Study coauthor Fuzhong Zhang, the Francis F. Ahmann Professor at Washington University (WashU) in St. Louis, has been engineering microbes to produce spider-silk materials for several years. By extruding engineered spider silk proteins and then stretching them by hand, the team has developed artificial fibers similar to threads from the golden silk orb weaver, a large spider with a spectacularly strong web.
Simulating stretchiness
Despite developing this “recipe” for spider silk, researchers still don’t fully understand how the spinning process changes fiber structure and strength. To tackle this open-ended question, Keten and Graham developed a computational model to simulate the molecular dynamics within Zhang’s artificial silk.
Through these simulations, the Northwestern team explored how stretching effects the proteins’ arrangement within the fibers. Specifically, they looked at how stretching changes the order of proteins, the connection of proteins to one another and the movement of molecules within the fibers.

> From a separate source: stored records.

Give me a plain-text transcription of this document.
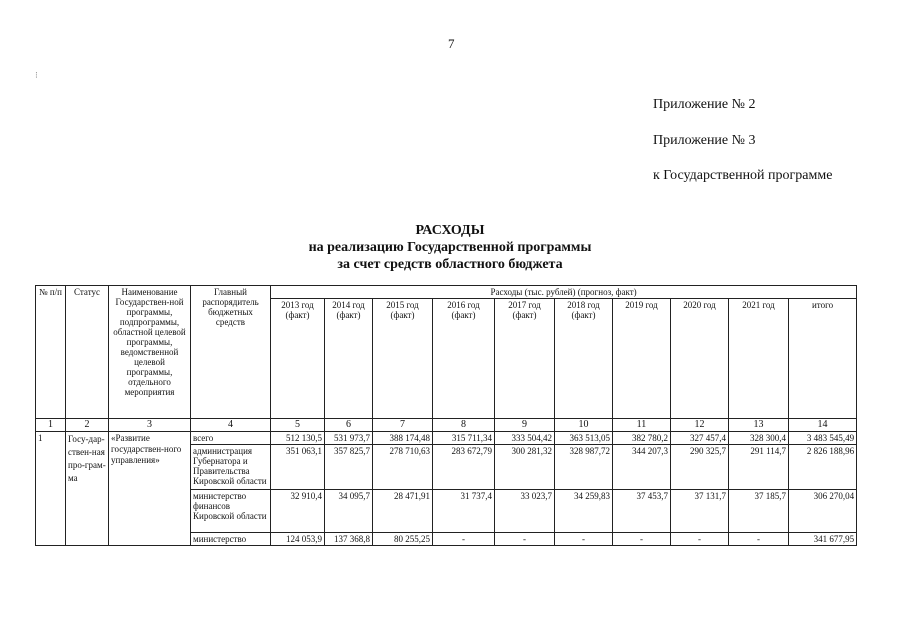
7
⁝
Приложение № 2
Приложение № 3
к Государственной программе
РАСХОДЫ
на реализацию Государственной программы
за счет средств областного бюджета
№ п/п	Статус	Наименование Государствен-ной программы, подпрограммы, областной целевой программы, ведомственной целевой программы, отдельного мероприятия	Главный распорядитель бюджетных средств	Расходы (тыс. рублей) (прогноз, факт)									
				2013 год (факт)	2014 год (факт)	2015 год (факт)	2016 год (факт)	2017 год (факт)	2018 год (факт)	2019 год	2020 год	2021 год	итого
1	2	3	4	5	6	7	8	9	10	11	12	13	14
1	Госу-дар-ствен-ная про-грам-ма	«Развитие государствен-ного управления»	всего	512 130,5	531 973,7	388 174,48	315 711,34	333 504,42	363 513,05	382 780,2	327 457,4	328 300,4	3 483 545,49
			администрация Губернатора и Правительства Кировской области	351 063,1	357 825,7	278 710,63	283 672,79	300 281,32	328 987,72	344 207,3	290 325,7	291 114,7	2 826 188,96
			министерство финансов Кировской области	32 910,4	34 095,7	28 471,91	31 737,4	33 023,7	34 259,83	37 453,7	37 131,7	37 185,7	306 270,04
			министерство	124 053,9	137 368,8	80 255,25	-	-	-	-	-	-	341 677,95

Keten and Graham found that stretching caused the proteins to “line up,” which increased the fiber’s overall strength. They also found that stretching increased the number of hydrogen bonds, which act like bridges between the protein chains to make up the fiber. The increase in hydrogen bonds contributes to the fiber’s overall strength, toughness and elasticity, the researchers found.
“Once a fiber is extruded, its mechanical properties are actually quite weak,” Graham said. “But when it’s stretch up to six times its initial length, it becomes very strong.”
Experimental validation
To validate their computational findings, the team used spectroscopy techniques to examine how the protein chains stretched and aligned in real fibers from the WashU team. They also used tensile testing to see how much stretching the fibers could tolerate before breaking. The experimental results agreed with the simulation’s predictions.
“If you don’t stretch the material, you have these spherical globs of proteins,” Graham said. “But stretching turns these globs into more of an interconnected network. The protein chains stack on top of one another, and the network becomes more and more interconnected. Bundled proteins have more potential to unravel and extend further before the fiber breaks, but initially extended proteins make for less extensible fibers that require more force to break.”
Although Graham used to think spiders were just creepy-crawlies, he now sees their potential to help solve real problems. He notes that engineered spider silk provides a stronger, biodegradable alternative to other synthetic materials, which are mostly petroleum-derived plastics.
“I definitely look at spiders in a new light,” Graham said. “I used to think they were nuisances. Now, I see them as a source of fascination.”
The study, “Charting the envelope of mechanical properties of synthetic silk fibers through predictive modeling of the drawing process,” was supported by the National Science Foundation (grant numbers OIA-2219142 and DMR-2207879).